Mr. Non Pigeon takes as its central theme the recent extinction of the passenger pigeon. The book is a pretty loose treatment of the theme, though -- we quickly move from extinct pigeon subsets to a wider variety of birds, flying men, and as often as not, subjects that aren't even tangentially related.
A more dependable focal point might be Moss's considerable nervous energy. It's tempting to blame the thin, scratchy inks she favors, but not everyone does the same thing with these materials -- recall Dave McKean's unique style of inking, here -- and the few paintings included in the middle of the book maintain this same tone. This may be intentional or it may be a compulsion, but in any case, it's Moss's style.
Of course, her subject matter has a lot to do with it as well. Severed bird heads hanging from sinister, skinny trees next to floating, anatomy textbook feet, which in turn dangle from barely-drawn bones. In a brief sequence of small, murky images, a sheep walks through a field in the night. Then a bird swoops toward him. Then his head falls off. A jaded old man sits perched atop his perfect twin, both concealing their mouths and noses with outstretched arms, from which thick black threads dangle and trail off of the page. Then we see a hairless, armless, legless, noseless body, with indistinct blots for a mouth and eyes, as well as an open wound on his gut. This was sewn up once, but the thread has gone missing. He is sitting in a small boat in the middle of the ocean, looking at a child's shovel. Perhaps he intends to paddle.
These surrealist images, and others like them, are rendered in alternately intense and toss-away detail. It's easy to imagine many of them starting life as post-it note sketches. The one count on which Moss is consistent, and the one that will stick with you the longest, is her manically detailed approach to hands and feet. Rendered in the same chicken-scratch lines as most of her drawings -- even when they're attached to a nebulous white-on-black blob of a human -- her hands and feet suggest at least a passing familiarity with Van Gogh's early paintings of impressively homely farmers and general manual laborers; they are disproportionately large, and immediately communicate a sense of wear and tear -- a timeless, immobile grime that scents and discolors the skin. They are surprising for their perfect textbook proportions, and unsettling for the same reason.
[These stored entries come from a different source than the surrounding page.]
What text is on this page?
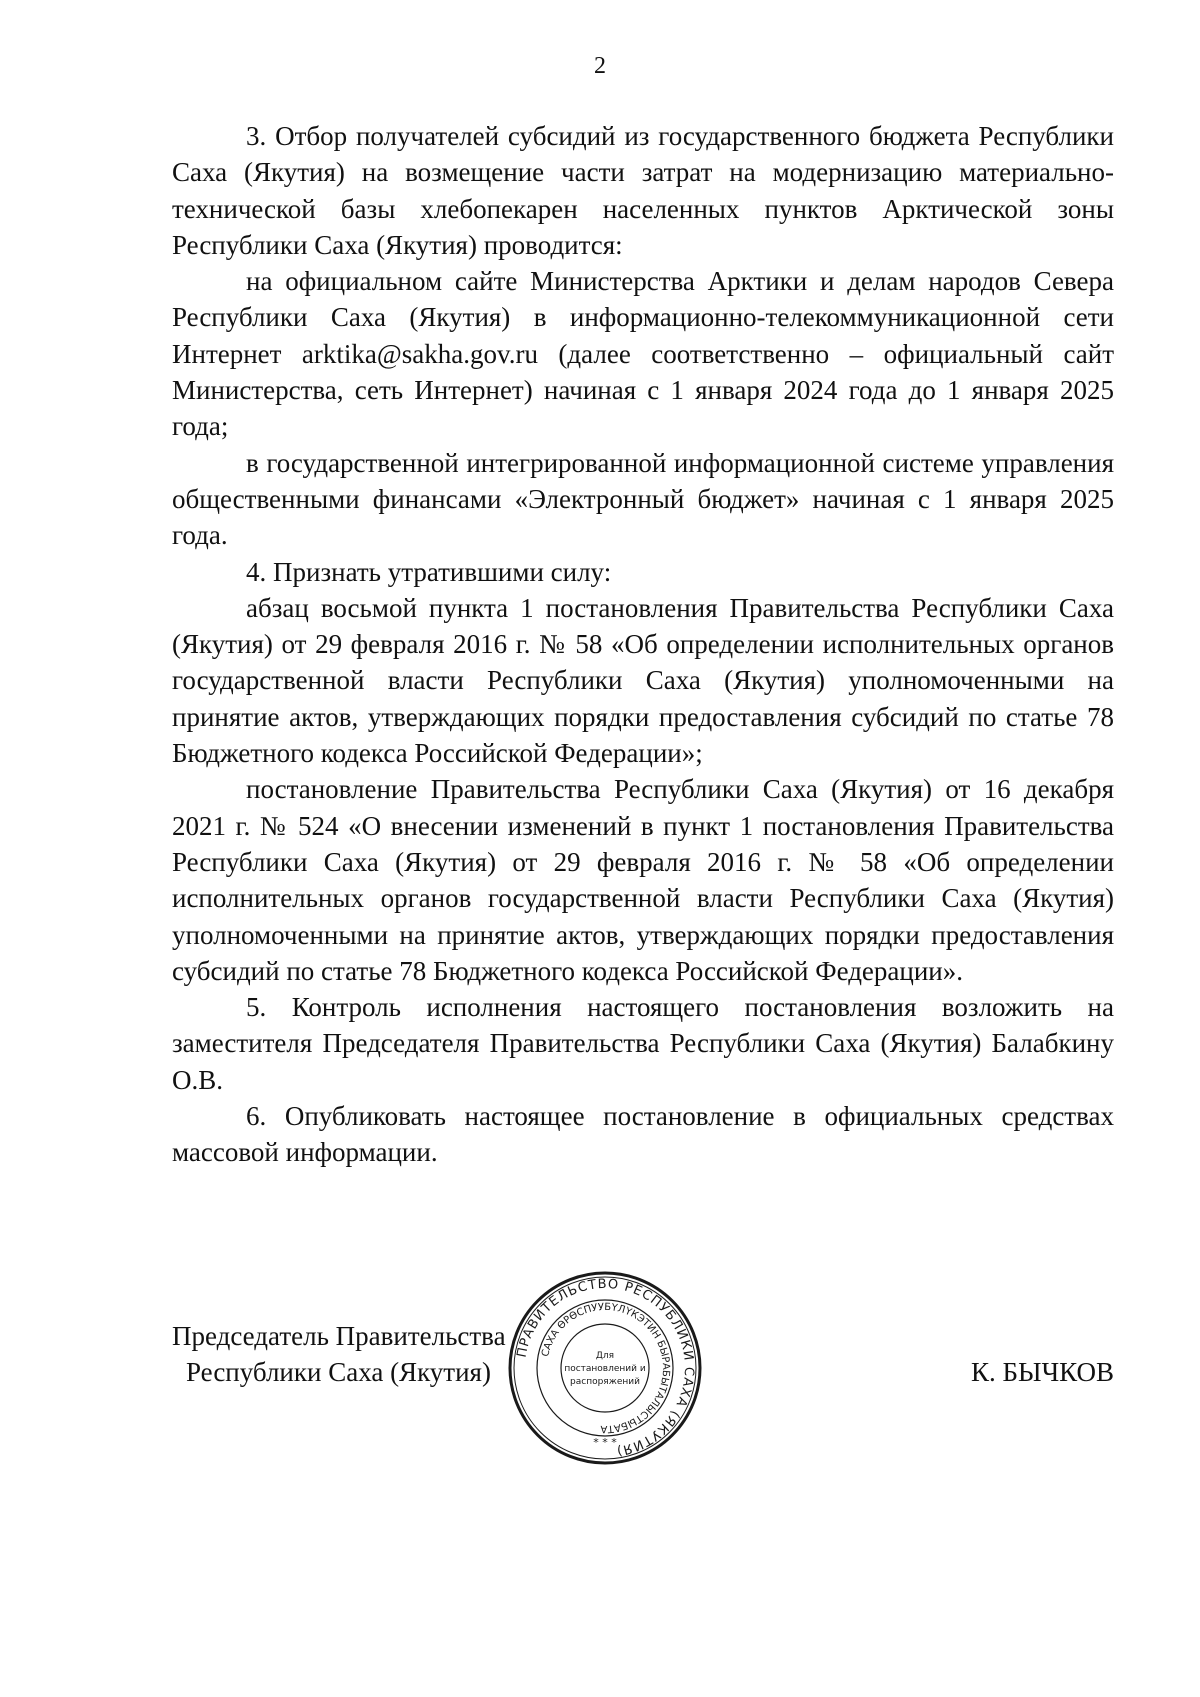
2

3. Отбор получателей субсидий из государственного бюджета Республики Саха (Якутия) на возмещение части затрат на модернизацию материально-технической базы хлебопекарен населенных пунктов Арктической зоны Республики Саха (Якутия) проводится:

на официальном сайте Министерства Арктики и делам народов Севера Республики Саха (Якутия) в информационно-телекоммуникационной сети Интернет arktika@sakha.gov.ru (далее соответственно – официальный сайт Министерства, сеть Интернет) начиная с 1 января 2024 года до 1 января 2025 года;

в государственной интегрированной информационной системе управления общественными финансами «Электронный бюджет» начиная с 1 января 2025 года.

4. Признать утратившими силу:

абзац восьмой пункта 1 постановления Правительства Республики Саха (Якутия) от 29 февраля 2016 г. № 58 «Об определении исполнительных органов государственной власти Республики Саха (Якутия) уполномоченными на принятие актов, утверждающих порядки предоставления субсидий по статье 78 Бюджетного кодекса Российской Федерации»;

постановление Правительства Республики Саха (Якутия) от 16 декабря 2021 г. № 524 «О внесении изменений в пункт 1 постановления Правительства Республики Саха (Якутия) от 29 февраля 2016 г. № 58 «Об определении исполнительных органов государственной власти Республики Саха (Якутия) уполномоченными на принятие актов, утверждающих порядки предоставления субсидий по статье 78 Бюджетного кодекса Российской Федерации».

5. Контроль исполнения настоящего постановления возложить на заместителя Председателя Правительства Республики Саха (Якутия) Балабкину О.В.

6. Опубликовать настоящее постановление в официальных средствах массовой информации.

Председатель Правительства
Республики Саха (Якутия)	К. БЫЧКОВ
ПРАВИТЕЛЬСТВО РЕСПУБЛИКИ САХА (ЯКУТИЯ)
САХА ӨРӨСПУУБҮЛҮКЭТИН БЫРАБЫТАЛЫСТЫБАТА
Для
постановлений и
распоряжений
* * *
This is what can be so troubling about Moss's work. It's certainly interesting that she has a thing for hands and feet; if you're into that kind of thing, you can probably fumble your way to some fairly interesting psychological insights based on such initially puzzling details. It's compelling, it is intriguing, it will make you wonder -- but it will not impress you. As intriguing as most of Moss's art is, that's all it usually accomplishes -- it makes us want more. This is no doubt due in part to the sketchy nature of her work, but a general lack of development is also at fault.
One particularly egregious example comes in the form of a rough, clumsy and incomplete drawing of a suit. There's a little shading on the left shoulder. Below, in parentheses: "My suit isn't activated." An unidentifiable object floats in the upper right hand corner, probably part of something else that was cropped for the book. What does this page add to this book? What is it here for? No one but Moss can say for certain. Regardless, this is one of many frustrating images. Although art fans who like getting into an artist's head will probably love the way Moss lets her quirks spill out all over the page, the rest of us must be forgiven for stifling yawns.
When did effort become unattractive, anyway? Is the new populism nothing more than an acceptance of failure? Please don't take that the wrong way. Mr. Non Pigeon is not a failure; it merely tilts in that direction. It considers the precipitous nature of lethargy and wonders, could it really be all that bad?
The answer is yes. It really could be that bad. If Nadia Moss can find it in herself to try harder, or at least more obviously, she might be able to divide her fans and detractors by factors more flattering than patience. You can certainly enjoy her work, but it'll take a little effort on your part -- effort Moss doesn't seem to be making herself.